African Union peacekeepers in Sudan will resume patrols in a Darfur village where five Senegalese soldiers were killed last month in the deadliest single attack on the force since its 2004 deployment, AU officials said on Friday.
The daily patrols - to guard women collecting firewood around Um Barro village and to escort African Union fuel convoys in the area - will resume on Sunday, they said.
"Negotiations culminated in a consensus that the AU is to resume its peacekeeping patrols of Um Barro and the surrounding area following a 72-hour grace period," an African Union statement said. The grace period began on Thursday.
The African Union operates an overstretched force of 7,000 in war-ravaged Darfur, where the United Nations says 200,000 people have been killed and more than 2 million displaced since the ethnic and political conflict there flared in 2003.
Khartoum says only 9,000 have died. A 2006 peace deal between the government and one rebel faction has so far failed to stem the violence. The African Union suspended patrols near Um Barro last month after gunmen killed the peacekeepers as they guarded a water point near the Chadian border. Three gunmen were also killed.
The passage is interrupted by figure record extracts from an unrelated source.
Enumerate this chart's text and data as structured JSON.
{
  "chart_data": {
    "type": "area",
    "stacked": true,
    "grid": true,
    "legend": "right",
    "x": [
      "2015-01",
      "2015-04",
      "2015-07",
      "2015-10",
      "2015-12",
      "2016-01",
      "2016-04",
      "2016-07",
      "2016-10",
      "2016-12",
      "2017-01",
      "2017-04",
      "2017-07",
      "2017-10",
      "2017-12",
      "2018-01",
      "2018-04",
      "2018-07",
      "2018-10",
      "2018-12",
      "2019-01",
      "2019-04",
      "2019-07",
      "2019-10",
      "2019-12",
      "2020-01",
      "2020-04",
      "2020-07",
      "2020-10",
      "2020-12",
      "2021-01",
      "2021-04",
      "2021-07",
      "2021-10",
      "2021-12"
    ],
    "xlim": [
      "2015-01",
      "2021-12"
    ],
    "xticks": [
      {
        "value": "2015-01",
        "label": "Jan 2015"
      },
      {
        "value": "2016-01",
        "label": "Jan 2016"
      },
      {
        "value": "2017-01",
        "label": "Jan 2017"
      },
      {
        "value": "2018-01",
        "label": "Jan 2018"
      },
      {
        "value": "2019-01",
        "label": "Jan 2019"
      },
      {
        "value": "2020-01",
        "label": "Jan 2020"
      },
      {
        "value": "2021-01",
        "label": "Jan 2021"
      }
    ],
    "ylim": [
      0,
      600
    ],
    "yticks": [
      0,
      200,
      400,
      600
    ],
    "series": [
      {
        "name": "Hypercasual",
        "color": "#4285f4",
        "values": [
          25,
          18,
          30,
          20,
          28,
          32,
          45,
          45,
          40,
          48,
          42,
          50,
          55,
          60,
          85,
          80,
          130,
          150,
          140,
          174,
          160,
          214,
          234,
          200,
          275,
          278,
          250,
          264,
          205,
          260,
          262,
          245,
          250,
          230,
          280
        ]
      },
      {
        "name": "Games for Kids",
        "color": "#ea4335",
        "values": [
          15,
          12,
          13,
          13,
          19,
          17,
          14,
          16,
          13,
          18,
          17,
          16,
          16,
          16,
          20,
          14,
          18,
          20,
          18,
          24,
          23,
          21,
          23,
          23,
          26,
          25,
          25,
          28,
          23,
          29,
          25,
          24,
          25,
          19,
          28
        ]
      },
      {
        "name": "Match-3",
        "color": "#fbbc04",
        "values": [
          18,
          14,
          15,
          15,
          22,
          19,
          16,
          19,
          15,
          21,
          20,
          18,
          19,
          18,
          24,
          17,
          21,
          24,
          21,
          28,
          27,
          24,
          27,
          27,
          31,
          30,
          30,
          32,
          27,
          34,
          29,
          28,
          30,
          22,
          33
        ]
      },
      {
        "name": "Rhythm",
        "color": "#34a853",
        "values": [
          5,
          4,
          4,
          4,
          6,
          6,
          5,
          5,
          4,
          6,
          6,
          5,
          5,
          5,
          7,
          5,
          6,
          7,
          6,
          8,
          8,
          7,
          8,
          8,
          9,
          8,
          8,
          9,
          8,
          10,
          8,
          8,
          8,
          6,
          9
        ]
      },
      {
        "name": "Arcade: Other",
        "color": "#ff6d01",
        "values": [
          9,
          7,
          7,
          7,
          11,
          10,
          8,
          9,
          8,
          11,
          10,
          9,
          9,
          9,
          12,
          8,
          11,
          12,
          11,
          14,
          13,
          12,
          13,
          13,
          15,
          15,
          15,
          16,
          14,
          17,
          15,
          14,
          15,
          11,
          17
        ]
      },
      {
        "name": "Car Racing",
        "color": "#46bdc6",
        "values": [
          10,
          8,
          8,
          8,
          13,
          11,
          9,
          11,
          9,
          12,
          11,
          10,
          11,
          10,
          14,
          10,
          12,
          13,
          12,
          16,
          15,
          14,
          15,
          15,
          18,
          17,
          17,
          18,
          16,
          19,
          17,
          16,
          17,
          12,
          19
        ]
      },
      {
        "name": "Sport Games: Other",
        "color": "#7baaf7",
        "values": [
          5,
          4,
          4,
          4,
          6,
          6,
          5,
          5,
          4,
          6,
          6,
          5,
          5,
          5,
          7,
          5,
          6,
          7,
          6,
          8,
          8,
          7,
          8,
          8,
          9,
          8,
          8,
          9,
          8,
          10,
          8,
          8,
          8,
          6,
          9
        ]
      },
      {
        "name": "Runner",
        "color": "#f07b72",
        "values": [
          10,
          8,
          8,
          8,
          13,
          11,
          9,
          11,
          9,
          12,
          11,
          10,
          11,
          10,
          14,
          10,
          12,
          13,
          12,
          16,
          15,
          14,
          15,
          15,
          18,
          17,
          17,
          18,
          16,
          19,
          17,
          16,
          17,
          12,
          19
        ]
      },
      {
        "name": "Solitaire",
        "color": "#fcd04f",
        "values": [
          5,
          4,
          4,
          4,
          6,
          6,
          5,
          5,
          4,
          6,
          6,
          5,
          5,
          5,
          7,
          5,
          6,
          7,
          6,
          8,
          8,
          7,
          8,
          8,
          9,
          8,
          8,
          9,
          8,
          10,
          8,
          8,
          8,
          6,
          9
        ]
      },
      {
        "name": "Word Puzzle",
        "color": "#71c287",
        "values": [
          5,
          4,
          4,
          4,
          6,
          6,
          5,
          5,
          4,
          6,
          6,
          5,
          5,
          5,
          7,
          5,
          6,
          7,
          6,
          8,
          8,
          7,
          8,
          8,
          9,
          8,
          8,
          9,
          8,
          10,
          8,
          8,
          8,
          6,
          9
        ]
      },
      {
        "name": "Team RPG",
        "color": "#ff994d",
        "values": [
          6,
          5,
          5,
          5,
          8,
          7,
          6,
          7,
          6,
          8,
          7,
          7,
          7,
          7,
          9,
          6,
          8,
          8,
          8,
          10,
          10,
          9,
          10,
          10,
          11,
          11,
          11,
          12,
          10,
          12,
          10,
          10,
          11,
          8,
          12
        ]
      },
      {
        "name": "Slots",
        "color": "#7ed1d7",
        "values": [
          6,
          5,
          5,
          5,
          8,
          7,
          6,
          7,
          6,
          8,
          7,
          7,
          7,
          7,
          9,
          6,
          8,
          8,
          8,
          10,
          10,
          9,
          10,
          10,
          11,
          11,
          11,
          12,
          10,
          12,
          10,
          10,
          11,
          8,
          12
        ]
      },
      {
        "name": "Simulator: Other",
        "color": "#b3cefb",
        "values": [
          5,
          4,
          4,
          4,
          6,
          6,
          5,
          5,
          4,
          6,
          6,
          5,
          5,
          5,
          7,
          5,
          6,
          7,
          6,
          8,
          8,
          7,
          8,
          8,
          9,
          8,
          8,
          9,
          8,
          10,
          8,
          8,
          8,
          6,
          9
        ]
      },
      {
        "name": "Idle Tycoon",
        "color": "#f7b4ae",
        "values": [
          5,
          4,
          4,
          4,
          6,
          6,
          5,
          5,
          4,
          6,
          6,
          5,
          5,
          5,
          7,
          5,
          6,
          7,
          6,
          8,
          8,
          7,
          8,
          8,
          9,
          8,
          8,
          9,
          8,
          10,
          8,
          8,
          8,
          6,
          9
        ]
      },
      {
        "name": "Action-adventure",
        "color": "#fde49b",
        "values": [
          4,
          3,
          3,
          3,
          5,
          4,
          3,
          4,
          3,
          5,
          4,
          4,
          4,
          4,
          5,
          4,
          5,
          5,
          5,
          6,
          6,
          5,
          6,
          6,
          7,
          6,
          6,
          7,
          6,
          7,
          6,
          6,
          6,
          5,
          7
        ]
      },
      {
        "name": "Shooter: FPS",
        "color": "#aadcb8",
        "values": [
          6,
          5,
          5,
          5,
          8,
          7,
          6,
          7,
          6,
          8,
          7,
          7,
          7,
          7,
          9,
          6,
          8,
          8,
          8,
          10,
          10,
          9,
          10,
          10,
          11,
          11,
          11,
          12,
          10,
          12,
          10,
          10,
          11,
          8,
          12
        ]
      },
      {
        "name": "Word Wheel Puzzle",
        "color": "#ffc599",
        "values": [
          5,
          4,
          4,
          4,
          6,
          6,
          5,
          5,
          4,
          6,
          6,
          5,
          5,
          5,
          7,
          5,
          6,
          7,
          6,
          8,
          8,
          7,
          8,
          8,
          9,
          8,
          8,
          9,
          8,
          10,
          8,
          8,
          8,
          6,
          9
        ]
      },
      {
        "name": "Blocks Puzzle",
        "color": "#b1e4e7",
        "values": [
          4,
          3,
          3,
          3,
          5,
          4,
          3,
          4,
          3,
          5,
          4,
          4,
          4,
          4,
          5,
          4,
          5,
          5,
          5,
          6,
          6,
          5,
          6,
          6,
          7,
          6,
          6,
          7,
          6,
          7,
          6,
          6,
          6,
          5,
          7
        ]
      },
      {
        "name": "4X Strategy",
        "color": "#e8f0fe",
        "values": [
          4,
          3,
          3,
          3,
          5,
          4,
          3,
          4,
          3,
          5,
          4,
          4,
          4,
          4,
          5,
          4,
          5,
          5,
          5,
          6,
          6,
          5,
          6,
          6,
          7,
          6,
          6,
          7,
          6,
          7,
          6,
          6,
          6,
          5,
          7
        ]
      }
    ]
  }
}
The attack took place in an area of North Darfur controlled by forces loyal to the former rebel Sudan Liberation Movement. Since the attack, African Union soldiers posted nearby had been largely confined to their camp, officials said.
The killings reinforced fears that violence could undermine the world's biggest humanitarian effort as the stalemate over a large UN Darfur deployment drags on. Some 17 AU personnel have been killed in Darfur since late 2004, including seven in April.
Sudan's government has agreed to a UN "heavy support package" for Darfur of about 3,500 military personnel. But Khartoum has not approved a "hybrid" UN-AU force of more than 20,000 troops and police approved by the world body.
The African Union said the agreement to resume operations around Um Barro followed talks with the former rebel SLM and local tribesmen aimed at ending "weeks of tension" following the April 1 attack.
Senegal has blamed members of an SLM faction that signed a 2006 peace deal with the government for the attack. That faction, headed by Minni Arcua Minnawi, has vehemently denied any involvement.
The African Union said the sides had agreed to form an independent commission to investigate the deaths that would include tribal leaders and representatives from the African Union and the SLM. The commission would decide what, if any, compensation was due, and to whom.
The African Union was also conducting its own investigation. Under the deal, the African Union would also look into establishing a new water point that could serve Um Barro and surrounding villages to alleviate a water shortage. It would also try to help ensure that water resources were well-managed.
An AU statement said that tribal leaders and the SLM had asked that the AU also "continue to extend medical services and supplies to the local community", and the African Union said its humanitarian operations would continue uninterrupted.